Editor’s Note: The following article is a Guest Column from Colin Rhodes, chief technology officer at eHealth Technologies. You can contact Colin on Twitter @CTOandITGuy. To learn more about submitting a Guest Column, Click Here.
Nine years ago, when the eHealth Technologies clearinghouse was conceived, the world of electronic health records was a very different place. Data was still almost exclusively in paper charts and interoperability was achieved using a fax machine.
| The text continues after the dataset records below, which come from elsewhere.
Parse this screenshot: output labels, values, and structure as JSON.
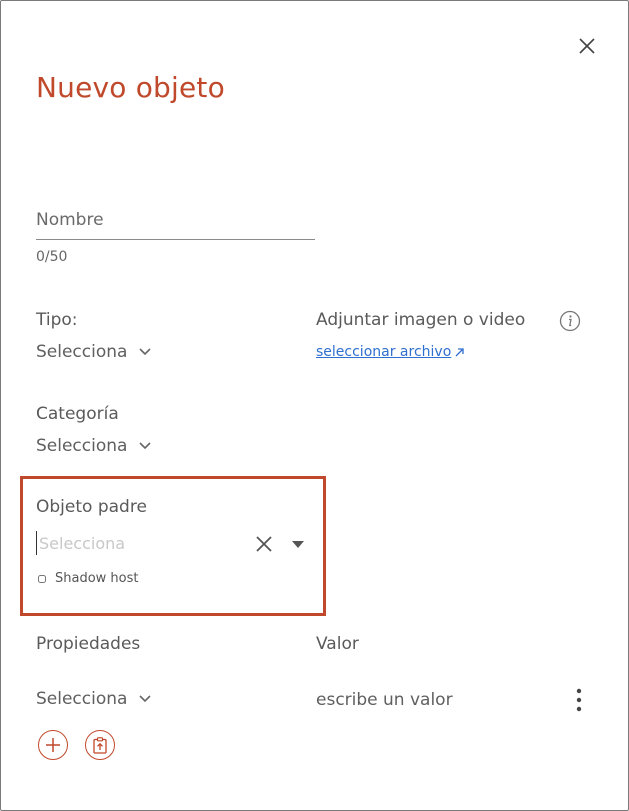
{
  "dialog": {
    "title": "Nuevo objeto",
    "close_icon": "close-icon"
  },
  "form": {
    "nombre": {
      "placeholder": "Nombre",
      "value": "",
      "counter": "0/50"
    },
    "tipo": {
      "label": "Tipo:",
      "selected": "Selecciona"
    },
    "adjuntar": {
      "label": "Adjuntar imagen o video",
      "link_text": "seleccionar archivo"
    },
    "categoria": {
      "label": "Categoría",
      "selected": "Selecciona"
    },
    "objeto_padre": {
      "label": "Objeto padre",
      "placeholder": "Selecciona",
      "shadow_host_label": "Shadow host",
      "shadow_host_checked": false
    },
    "propiedades": {
      "label": "Propiedades",
      "valor_label": "Valor",
      "selected": "Selecciona",
      "valor_text": "escribe un valor"
    }
  },
  "icons": {
    "add": "plus-circle-icon",
    "paste": "clipboard-upload-icon",
    "info": "info-icon",
    "more": "kebab-menu-icon",
    "external": "external-link-icon"
  },
  "colors": {
    "accent": "#c0492b",
    "link": "#2f6fcf",
    "text": "#5a5a5a"
  }
}
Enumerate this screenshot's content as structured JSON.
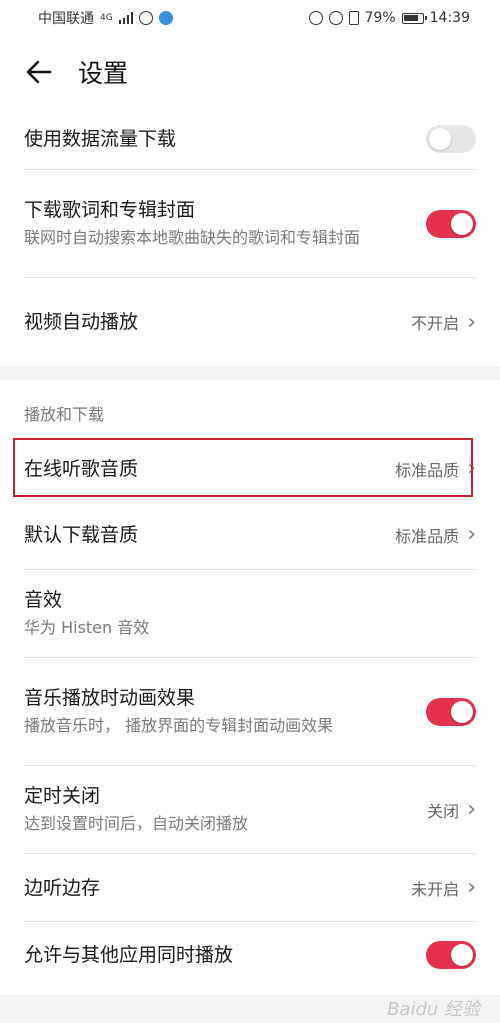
{
  "status_bar": {
    "carrier": "中国联通",
    "network": "4G",
    "battery": "79%",
    "time": "14:39"
  },
  "header": {
    "title": "设置"
  },
  "group1": [
    {
      "title": "使用数据流量下载",
      "toggle": "off"
    },
    {
      "title": "下载歌词和专辑封面",
      "sub": "联网时自动搜索本地歌曲缺失的歌词和专辑封面",
      "toggle": "on"
    },
    {
      "title": "视频自动播放",
      "value": "不开启"
    }
  ],
  "group2": {
    "section_title": "播放和下载",
    "items": [
      {
        "title": "在线听歌音质",
        "value": "标准品质"
      },
      {
        "title": "默认下载音质",
        "value": "标准品质"
      },
      {
        "title": "音效",
        "sub": "华为 Histen 音效"
      },
      {
        "title": "音乐播放时动画效果",
        "sub": "播放音乐时， 播放界面的专辑封面动画效果",
        "toggle": "on"
      },
      {
        "title": "定时关闭",
        "sub": "达到设置时间后，自动关闭播放",
        "value": "关闭"
      },
      {
        "title": "边听边存",
        "value": "未开启"
      },
      {
        "title": "允许与其他应用同时播放",
        "toggle": "on"
      }
    ]
  },
  "colors": {
    "accent": "#e4304d",
    "highlight": "#c3232a"
  },
  "watermark": "Baidu 经验"
}
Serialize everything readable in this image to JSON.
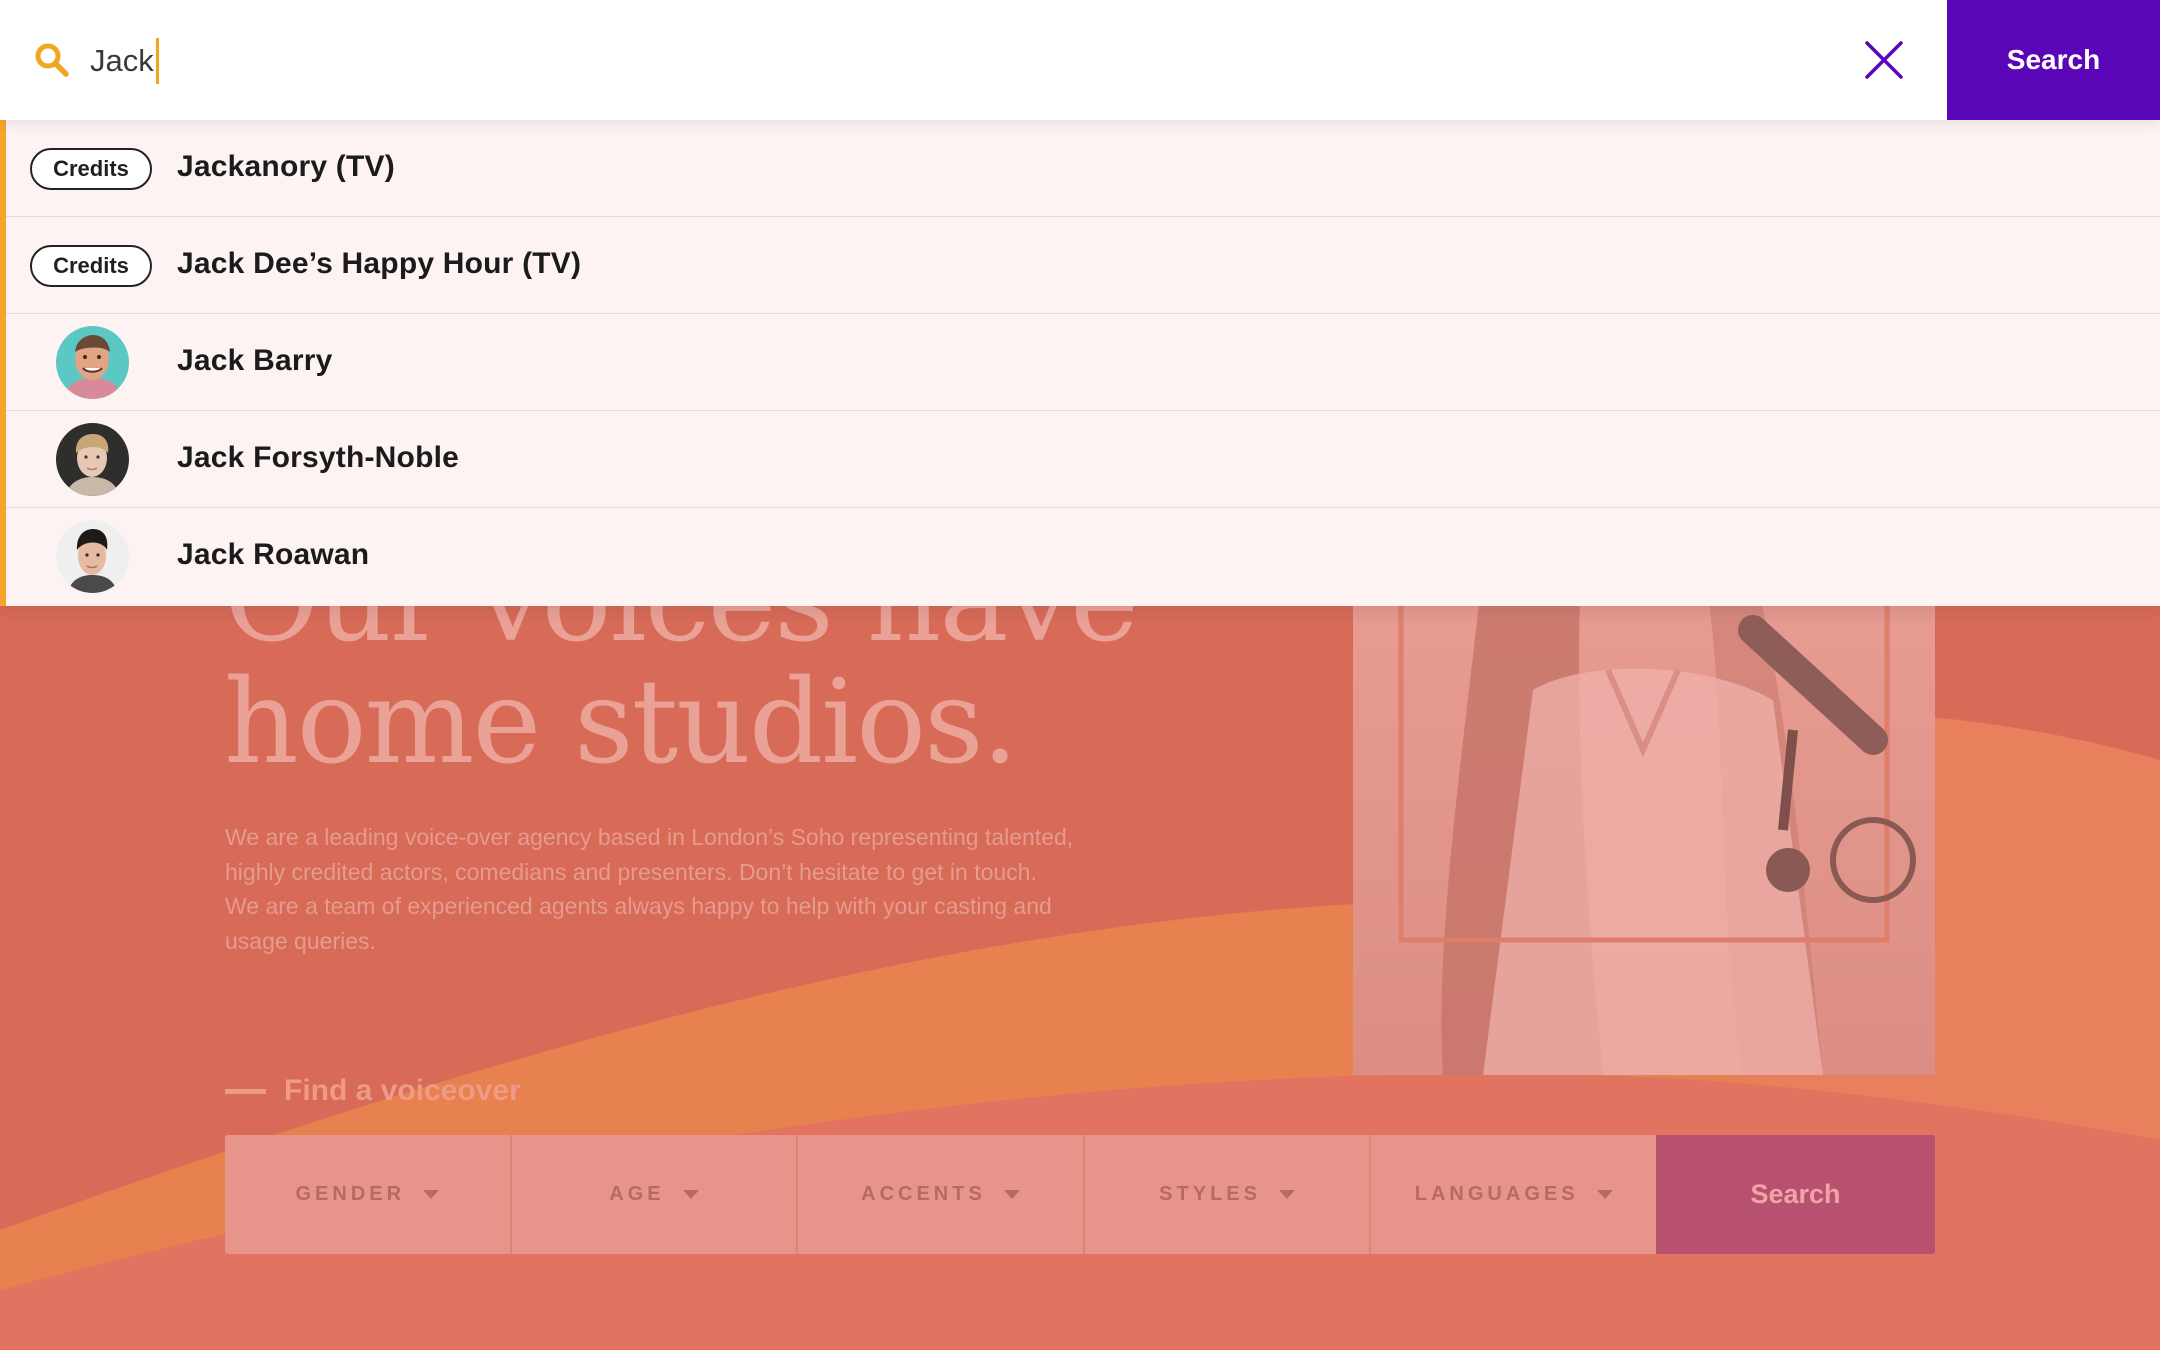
{
  "search": {
    "query": "Jack",
    "button_label": "Search"
  },
  "results": [
    {
      "type": "credit",
      "badge": "Credits",
      "label": "Jackanory (TV)"
    },
    {
      "type": "credit",
      "badge": "Credits",
      "label": "Jack Dee’s Happy Hour (TV)"
    },
    {
      "type": "person",
      "label": "Jack Barry"
    },
    {
      "type": "person",
      "label": "Jack Forsyth-Noble"
    },
    {
      "type": "person",
      "label": "Jack Roawan"
    }
  ],
  "hero": {
    "title_line1": "Our voices have",
    "title_line2": "home studios.",
    "body": "We are a leading voice-over agency based in London’s Soho representing talented, highly credited actors, comedians and presenters. Don’t hesitate to get in touch. We are a team of experienced agents always happy to help with your casting and usage queries."
  },
  "finder": {
    "label": "Find a voiceover",
    "filters": [
      "GENDER",
      "AGE",
      "ACCENTS",
      "STYLES",
      "LANGUAGES"
    ],
    "search_label": "Search"
  },
  "colors": {
    "accent_purple": "#5a06b8",
    "accent_orange": "#f4a52a",
    "page_coral": "#d86a58",
    "finder_search": "#b8506f"
  },
  "icons": {
    "search": "search-icon",
    "close": "close-icon",
    "dropdown": "caret-down-icon"
  }
}
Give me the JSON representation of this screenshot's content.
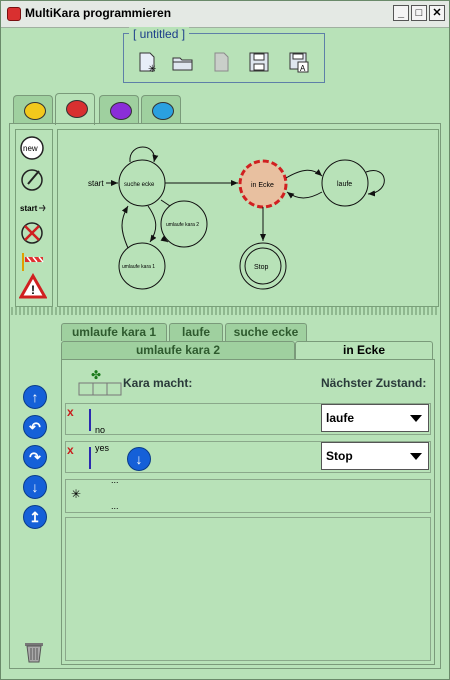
{
  "window": {
    "title": "MultiKara programmieren"
  },
  "file_panel": {
    "label": "[ untitled ]",
    "buttons": [
      "new-file-icon",
      "open-folder-icon",
      "reload-icon",
      "save-icon",
      "save-as-icon"
    ]
  },
  "kara_tabs": [
    {
      "color": "#f2c81c"
    },
    {
      "color": "#d83030"
    },
    {
      "color": "#8a2ed8"
    },
    {
      "color": "#2aa0e0"
    }
  ],
  "toolbox": {
    "new_label": "new",
    "start_label": "start"
  },
  "graph": {
    "states": {
      "suche_ecke": "suche ecke",
      "in_ecke": "in Ecke",
      "laufe": "laufe",
      "umlaufe_2": "umlaufe kara 2",
      "umlaufe_1": "umlaufe kara 1",
      "stop": "Stop"
    },
    "start_label": "start"
  },
  "state_tabs_row1": [
    "umlaufe kara 1",
    "laufe",
    "suche ecke"
  ],
  "state_tabs_row2": [
    "umlaufe kara 2",
    "in Ecke"
  ],
  "transitions": {
    "header_kara": "Kara macht:",
    "header_next": "Nächster Zustand:",
    "rows": [
      {
        "cond": "no",
        "next": "laufe"
      },
      {
        "cond": "yes",
        "next": "Stop"
      }
    ],
    "new_row_dots": "..."
  }
}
Some things have changed. Much has not.
Consider the definition of Continuity of Care from the Merck Manual:
Continuity of care is an ideal in which health care is provided for a person in a coordinated manner and without disruption despite involvement of different practitioners in different care settings. Also, all people involved in a person’s health care, including the person receiving care, communicate and work with each other to coordinate health care and to set goals for health care.
A key phrase here is “without disruption.” This applies both to the patient and to their providers. The patient’s care must be continued in a unified manner with a coherent overall set of goals. The provider must have the ability to work as a member of the patient’s overall care team with access to relevant information from prior encounters, within their clinical workflow.
Continuity of Care revolves around the concept of relevant information. Providers do not need, nor do they want, access to the lifetime healthcare record of the patient for the purposes of Continuity of Care. They want to know the information that pertains to the question at hand.
This might seem obvious, but it’s important to our discussion of interoperability. I read on a daily basis about the need for the patient to walk into their provider’s offices with a complete healthcare record on their phone. Armed with these reams of information, the provider can hardly fail to arrive at a better diagnosis, right?
I don’t think so.
Unfortunately, the provider cannot possibly hope to process all this information. They’ll probably take a brief look to humor the patient, and then move back to the work at hand. Access to too much information is as bad as access to no information.
So, if the goal is not the patient’s entire record, but rather just the “right” information, then who determines what’s “right?”
The short answer is that only the provider to whom the patient was referred really knows what they want to see, and the data can be highly dependent on specialty.
Now, think about the CDA continuity of care document specification. There’s a basic problem at play here that is somewhat inevitable, due to the fact that the CDA document is a summary of care at a point in time. Permit me to ask the obvious question. Who determined what information should go into the patient’s CDA document, and for what purpose was that information intended?
The person who made the CDA gets to choose. Ah. That’s not quite what we’re looking for, is it?
Put simply, CCD’s work well in the simplest case when you have a straightforward linear transition of care. Wikipedia summarizes it nicely:
“Provides a means for one healthcare practitioner, system, or setting to aggregate all of the pertinent data about a patient and forward it to another practitioner, system, or setting to support the continuity of care”
In this situation the patient sought treatment for a problem and is being referred to a referring physician, who, presumably is providing an opinion or care. The source provider has all the records that the destination provider needs and the visit is closely related in time so the data is current.
In a more complex case, such as transplant, historical data can be critical. A continuum of information is required that usually rarely exists in the source system, and as such the source CCD from the referring provider won’t be sufficiently complete.
This is where the clearinghouse comes in. We go out to find places the patient thinks they might have been at, like “the blue building down the road from CVS” that can’t be automatically discovered from a directory. We exchange electronic records, receive faxes, cajole providers into sending pathology and imaging and aggregate it all together into a clinically useful unified data set.
We appreciate HL7 for the formative work in getting us access to data. We’re looking forward to FHIR and a web services approach. The outcome of these projects is crucial to us being able to deliver true continuity of care
To conclude, it’s my view that interoperability will drive a greater need for clearinghouses. After all, being able to exchange more information is of no value unless it’s aggregated into a coherent form and presented in the clinicians workflow.